AI-Driven Solution to Reduce Heart Attacks
According to Professor Chow, a focus on a scalable prevention program should make a difference to individuals’ lives and help address issues of increasing preventable chronic illness suffered by an aging population.
“Modifiable risk factors account for over 90 percent of the risk of heart attack worldwide,” Professor Chow said. “Chest pain is the second most common reason people present to emergency department in Australia and may be an early warning sign – early identification and monitoring could prevent patients returning to hospital suffering a heart attack but currently this is poorly done.
“AI-driven digital health interventions have the potential to be the game changer – as the technology would enable patients to be monitored while they go about their daily lives,” added Professor Chow.
The digital health program, initially centered around Western Sydney health services, will deliver tailored advice and nudges using machine learning to participants who have presented at hospital with chest pain, harnessing their digital footprint to reduce the risk of a heart attack.

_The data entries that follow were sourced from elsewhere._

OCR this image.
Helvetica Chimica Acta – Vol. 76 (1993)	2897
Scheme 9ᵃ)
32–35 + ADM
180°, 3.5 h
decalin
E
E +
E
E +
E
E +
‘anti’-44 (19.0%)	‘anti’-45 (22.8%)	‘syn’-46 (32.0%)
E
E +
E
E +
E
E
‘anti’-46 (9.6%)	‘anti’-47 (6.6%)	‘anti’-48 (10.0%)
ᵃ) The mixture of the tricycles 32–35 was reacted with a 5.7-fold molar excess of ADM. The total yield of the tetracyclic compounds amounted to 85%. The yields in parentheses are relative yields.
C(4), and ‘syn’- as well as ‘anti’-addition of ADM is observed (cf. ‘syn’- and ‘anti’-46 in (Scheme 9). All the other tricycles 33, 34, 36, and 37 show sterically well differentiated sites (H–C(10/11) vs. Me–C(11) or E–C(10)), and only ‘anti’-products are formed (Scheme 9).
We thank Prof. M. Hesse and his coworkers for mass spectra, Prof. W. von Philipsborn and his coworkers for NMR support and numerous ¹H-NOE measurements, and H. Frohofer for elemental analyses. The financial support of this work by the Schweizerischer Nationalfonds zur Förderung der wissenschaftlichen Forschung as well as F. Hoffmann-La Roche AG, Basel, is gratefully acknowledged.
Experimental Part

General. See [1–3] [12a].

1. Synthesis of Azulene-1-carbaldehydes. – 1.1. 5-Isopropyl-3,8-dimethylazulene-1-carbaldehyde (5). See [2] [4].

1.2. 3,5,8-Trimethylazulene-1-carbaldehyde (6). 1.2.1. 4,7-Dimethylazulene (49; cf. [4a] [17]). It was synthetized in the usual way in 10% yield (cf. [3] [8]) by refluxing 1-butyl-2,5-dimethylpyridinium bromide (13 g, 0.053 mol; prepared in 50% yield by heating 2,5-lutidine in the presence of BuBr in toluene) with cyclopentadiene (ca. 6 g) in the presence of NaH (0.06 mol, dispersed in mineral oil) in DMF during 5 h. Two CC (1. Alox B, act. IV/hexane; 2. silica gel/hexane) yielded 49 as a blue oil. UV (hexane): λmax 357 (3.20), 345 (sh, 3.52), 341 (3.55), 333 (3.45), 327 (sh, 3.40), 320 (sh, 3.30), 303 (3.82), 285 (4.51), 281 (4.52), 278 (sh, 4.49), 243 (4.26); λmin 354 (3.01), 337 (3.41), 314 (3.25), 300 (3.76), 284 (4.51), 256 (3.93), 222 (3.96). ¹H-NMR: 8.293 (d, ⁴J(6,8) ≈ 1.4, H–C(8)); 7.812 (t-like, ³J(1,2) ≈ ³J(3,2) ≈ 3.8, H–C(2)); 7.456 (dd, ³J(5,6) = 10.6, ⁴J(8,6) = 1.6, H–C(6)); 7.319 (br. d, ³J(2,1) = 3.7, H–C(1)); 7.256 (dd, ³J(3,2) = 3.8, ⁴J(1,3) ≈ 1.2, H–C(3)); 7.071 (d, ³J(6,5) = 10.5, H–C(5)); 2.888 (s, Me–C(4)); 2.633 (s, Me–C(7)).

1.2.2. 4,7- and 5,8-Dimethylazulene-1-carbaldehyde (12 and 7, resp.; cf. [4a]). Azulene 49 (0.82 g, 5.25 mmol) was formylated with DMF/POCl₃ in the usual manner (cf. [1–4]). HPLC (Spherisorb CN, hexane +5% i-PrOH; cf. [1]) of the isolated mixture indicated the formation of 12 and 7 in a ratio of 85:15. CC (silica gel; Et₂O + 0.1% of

By combining AI-driven clinical and consumer-derived data from apps and wearables devices, it is believed the accuracy of heart risk assessment will be improved.
Impact of Award
University of Sydney Vice-Chancellor and Principal Dr Michael Spence stated the award would add to the body of work over the longer term for the Westmead Precinct in becoming a global center of excellence (COE) in innovation, healthcare, wellbeing and education, including the University’s second major campus comprising some 25,000 students by 2050.
“This support from Google recognises our pioneering work in this space. AI has the potential to transform health care globally – from crisis management to prevention – and we are delighted to be working with industry and with government to look at new ways of tackling society’s growing health burden,” Dr Spence said.
This new customized digital health solution will be delivered as part of the Living Lab strategy at Westmead. Participation is voluntary and will be offered as an option for patients who could benefit; personal information and health data protection are covered by Commonwealth and State legislation.